Descobrindo Sombras escrita por Lucy Devens


Capítulo 2
Olhos




Disseram que o dia seria ensolarado e foi por isso que eu aproveitei o final de semana com sol para dar uma volta no centro da cidade. Sair sozinha era melhor do que ficar sozinha no meu dormitório da faculdade durante todas as férias.

Vanilla, minha melhor amiga, estava estudando para se tornar uma detetive e queria sair comigo no sábado, mas estava ocupada com o estágio e o caso do estrangulamento de Stacy Jones. Nilla tentava ser durona por fora, mas por dentro era uma manteiga derretida, sonhando com o Advogado criminal chamado Daniel que ela achava incrivelmente sexy.

Mas é claro que ela não dizia isso. Para ser sincera, ela evitava contar metade das coisas, mas ela não conseguia parar de pensar nisso. O que ela não sabia era que eu sabia o que ela estava pensando. E não apenas com ela, mas com quase todos que eu encontrava em meu caminho.

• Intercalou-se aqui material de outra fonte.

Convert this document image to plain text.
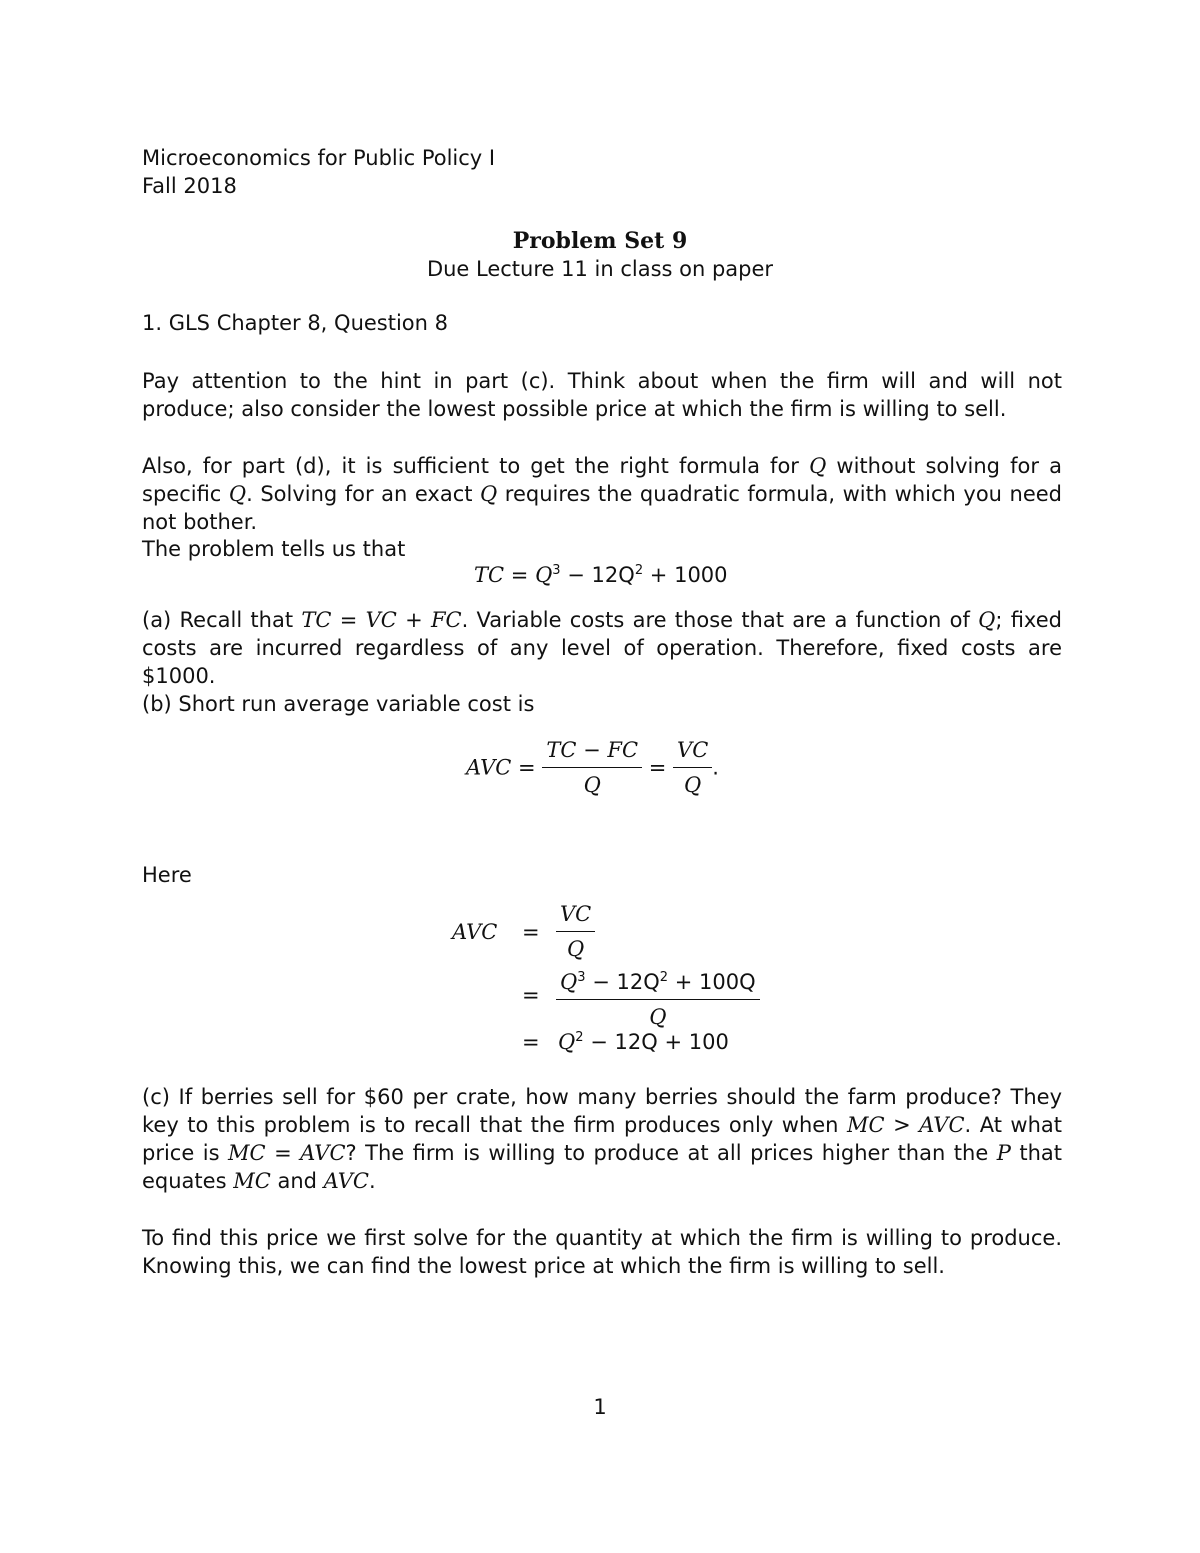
Microeconomics for Public Policy I
Fall 2018
Problem Set 9
Due Lecture 11 in class on paper
1. GLS Chapter 8, Question 8
Pay attention to the hint in part (c). Think about when the firm will and will not produce; also consider the lowest possible price at which the firm is willing to sell.
Also, for part (d), it is sufficient to get the right formula for Q without solving for a specific Q. Solving for an exact Q requires the quadratic formula, with which you need not bother.
The problem tells us that
TC = $Q^3 - 12Q^2 + 1000$
(a) Recall that TC = VC + FC. Variable costs are those that are a function of Q; fixed costs are incurred regardless of any level of operation. Therefore, fixed costs are $1000.
(b) Short run average variable cost is
AVC = $\frac{TC - FC}{Q} = \frac{VC}{Q}$ .
Here
AVC = $\frac{VC}{Q}$
= $\frac{Q^3 - 12Q^2 + 100Q}{Q}$
= $Q^2 - 12Q + 100$
(c) If berries sell for $60 per crate, how many berries should the farm produce? They key to this problem is to recall that the firm produces only when MC > AVC. At what price is MC = AVC? The firm is willing to produce at all prices higher than the P that equates MC and AVC.
To find this price we first solve for the quantity at which the firm is willing to produce. Knowing this, we can find the lowest price at which the firm is willing to sell.
1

Incluindo aqueles que estavam comigo no metrô. Eu estava de pé, me equilibrando enquanto segurava em uma barra de metal, ouvindo Led Zeppelin bem alto que me ajudava a ignorar a velha que estava sentada na minha frente, pensando em como o volume dos meus fones de ouvido estavam altos demais e dessa maneira eu acabaria surda, e o homem ao meu lado que usava um terno, preocupado com um horário de uma reunião que mudaria a sua vida. Quem faz reuniões em um sábado de sol?

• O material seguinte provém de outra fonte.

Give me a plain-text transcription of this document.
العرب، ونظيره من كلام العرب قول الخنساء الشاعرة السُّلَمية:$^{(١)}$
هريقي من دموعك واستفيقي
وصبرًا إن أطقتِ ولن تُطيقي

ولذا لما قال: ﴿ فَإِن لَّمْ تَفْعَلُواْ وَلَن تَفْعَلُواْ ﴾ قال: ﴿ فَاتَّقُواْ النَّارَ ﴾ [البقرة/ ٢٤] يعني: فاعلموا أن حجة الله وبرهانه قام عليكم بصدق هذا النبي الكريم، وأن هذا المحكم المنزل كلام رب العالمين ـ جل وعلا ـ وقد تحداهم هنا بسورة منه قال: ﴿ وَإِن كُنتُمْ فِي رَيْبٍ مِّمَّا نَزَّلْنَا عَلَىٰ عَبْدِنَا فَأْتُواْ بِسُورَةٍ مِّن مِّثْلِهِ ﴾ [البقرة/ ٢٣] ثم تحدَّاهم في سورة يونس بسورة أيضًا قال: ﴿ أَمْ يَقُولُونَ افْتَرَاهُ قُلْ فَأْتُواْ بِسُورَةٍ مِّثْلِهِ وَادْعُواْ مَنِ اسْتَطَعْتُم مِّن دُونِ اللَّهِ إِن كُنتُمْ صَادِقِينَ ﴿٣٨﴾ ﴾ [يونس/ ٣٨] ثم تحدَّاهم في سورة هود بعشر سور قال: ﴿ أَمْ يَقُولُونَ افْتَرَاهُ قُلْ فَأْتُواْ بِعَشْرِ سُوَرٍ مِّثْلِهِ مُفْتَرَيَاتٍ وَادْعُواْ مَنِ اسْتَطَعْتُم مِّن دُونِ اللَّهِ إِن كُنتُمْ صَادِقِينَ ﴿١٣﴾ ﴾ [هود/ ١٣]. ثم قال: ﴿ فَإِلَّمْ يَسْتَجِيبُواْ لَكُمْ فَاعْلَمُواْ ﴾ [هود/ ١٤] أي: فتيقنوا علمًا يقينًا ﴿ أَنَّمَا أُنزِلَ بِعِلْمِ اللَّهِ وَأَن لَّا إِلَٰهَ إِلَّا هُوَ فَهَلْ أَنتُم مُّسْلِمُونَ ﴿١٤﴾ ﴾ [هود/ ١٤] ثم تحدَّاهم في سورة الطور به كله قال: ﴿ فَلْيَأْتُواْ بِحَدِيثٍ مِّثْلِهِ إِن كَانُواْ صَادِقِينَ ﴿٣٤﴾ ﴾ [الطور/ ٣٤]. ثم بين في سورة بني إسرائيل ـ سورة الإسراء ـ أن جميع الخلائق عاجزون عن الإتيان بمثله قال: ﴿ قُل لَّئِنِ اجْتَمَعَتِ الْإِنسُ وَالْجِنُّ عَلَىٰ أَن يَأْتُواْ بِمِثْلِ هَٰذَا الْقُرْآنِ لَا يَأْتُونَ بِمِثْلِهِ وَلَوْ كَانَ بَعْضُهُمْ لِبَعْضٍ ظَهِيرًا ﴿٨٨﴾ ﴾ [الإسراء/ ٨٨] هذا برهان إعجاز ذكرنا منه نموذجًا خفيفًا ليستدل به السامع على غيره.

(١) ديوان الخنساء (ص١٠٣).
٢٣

Aumentei o volume do meu iPod, agora estava no máximo e os pensamentos das pessoas pareciam leves sussurros enquanto o solo da guitarra de Stairway To Heaven me fazia entrar no ritmo da música.

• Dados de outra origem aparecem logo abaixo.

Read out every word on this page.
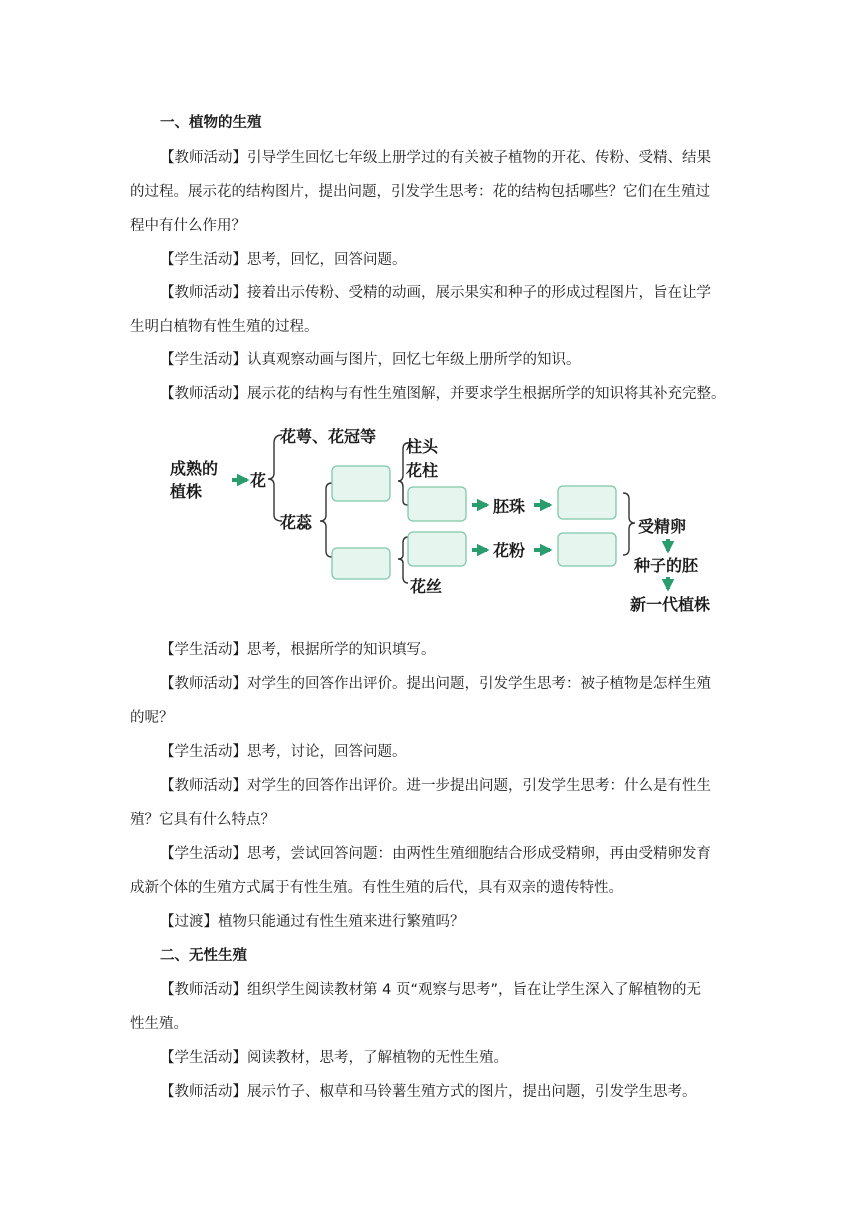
一、植物的生殖
【教师活动】引导学生回忆七年级上册学过的有关被子植物的开花、传粉、受精、结果
的过程。展示花的结构图片，提出问题，引发学生思考：花的结构包括哪些？它们在生殖过
程中有什么作用？
【学生活动】思考，回忆，回答问题。
【教师活动】接着出示传粉、受精的动画，展示果实和种子的形成过程图片，旨在让学
生明白植物有性生殖的过程。
【学生活动】认真观察动画与图片，回忆七年级上册所学的知识。
【教师活动】展示花的结构与有性生殖图解，并要求学生根据所学的知识将其补充完整。
成熟的
植株
花
花萼、花冠等
花蕊
柱头
花柱
胚珠
花粉
花丝
受精卵
种子的胚
新一代植株
【学生活动】思考，根据所学的知识填写。
【教师活动】对学生的回答作出评价。提出问题，引发学生思考：被子植物是怎样生殖
的呢？
【学生活动】思考，讨论，回答问题。
【教师活动】对学生的回答作出评价。进一步提出问题，引发学生思考：什么是有性生
殖？它具有什么特点？
【学生活动】思考，尝试回答问题：由两性生殖细胞结合形成受精卵，再由受精卵发育
成新个体的生殖方式属于有性生殖。有性生殖的后代，具有双亲的遗传特性。
【过渡】植物只能通过有性生殖来进行繁殖吗？
二、无性生殖
【教师活动】组织学生阅读教材第 4 页“观察与思考”，旨在让学生深入了解植物的无
性生殖。
【学生活动】阅读教材，思考，了解植物的无性生殖。
【教师活动】展示竹子、椒草和马铃薯生殖方式的图片，提出问题，引发学生思考。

Olhei para o chão, mais precisamente para minhas sandálias e pensei no próximo semestre da faculdade que começava na próxima semana. Logo a minha rotina voltaria ao normal, minhas amigas estariam de volta para me fazer companhia. Era difícil não ter uma família, não ter um lar para voltar durante as férias e feriados.

O metrô parou e eu continuei olhando para os meus pés, algumas pessoas entraram e outras saíram nessa estação. Alguém resolveu ficar ao meu lado. Sem mover a cabeça, deduzi que fosse um homem, mas pouco me importava. Não tinha muita paciência para a maioria dos homens que eu conhecia, apesar de Vanilla sempre me dizer que eu deveria aproveitar meus olhos para encontrar alguém legal. Nilla adorava o fato de eu ter olhos avermelhados e achava que eu deveria aproveitá-los para seduzir alguém. Bobagem.

As portas se fecharam e o metrô voltou a andar. Tirei os olhos das minhas sandálias e olhei para as botas do suposto homem que estava ao meu lado, me entretendo com elas e pensando se eu poderia comprar botas assim para mim.

O trem parou de repente.

Merda

Braços fortes me seguraram antes que eu caísse no chão. Com o coração acelerado pelo susto eu olhei para o moço para poder agradecê-lo por ter me segurado, mas as palavras sumiram da minha boca.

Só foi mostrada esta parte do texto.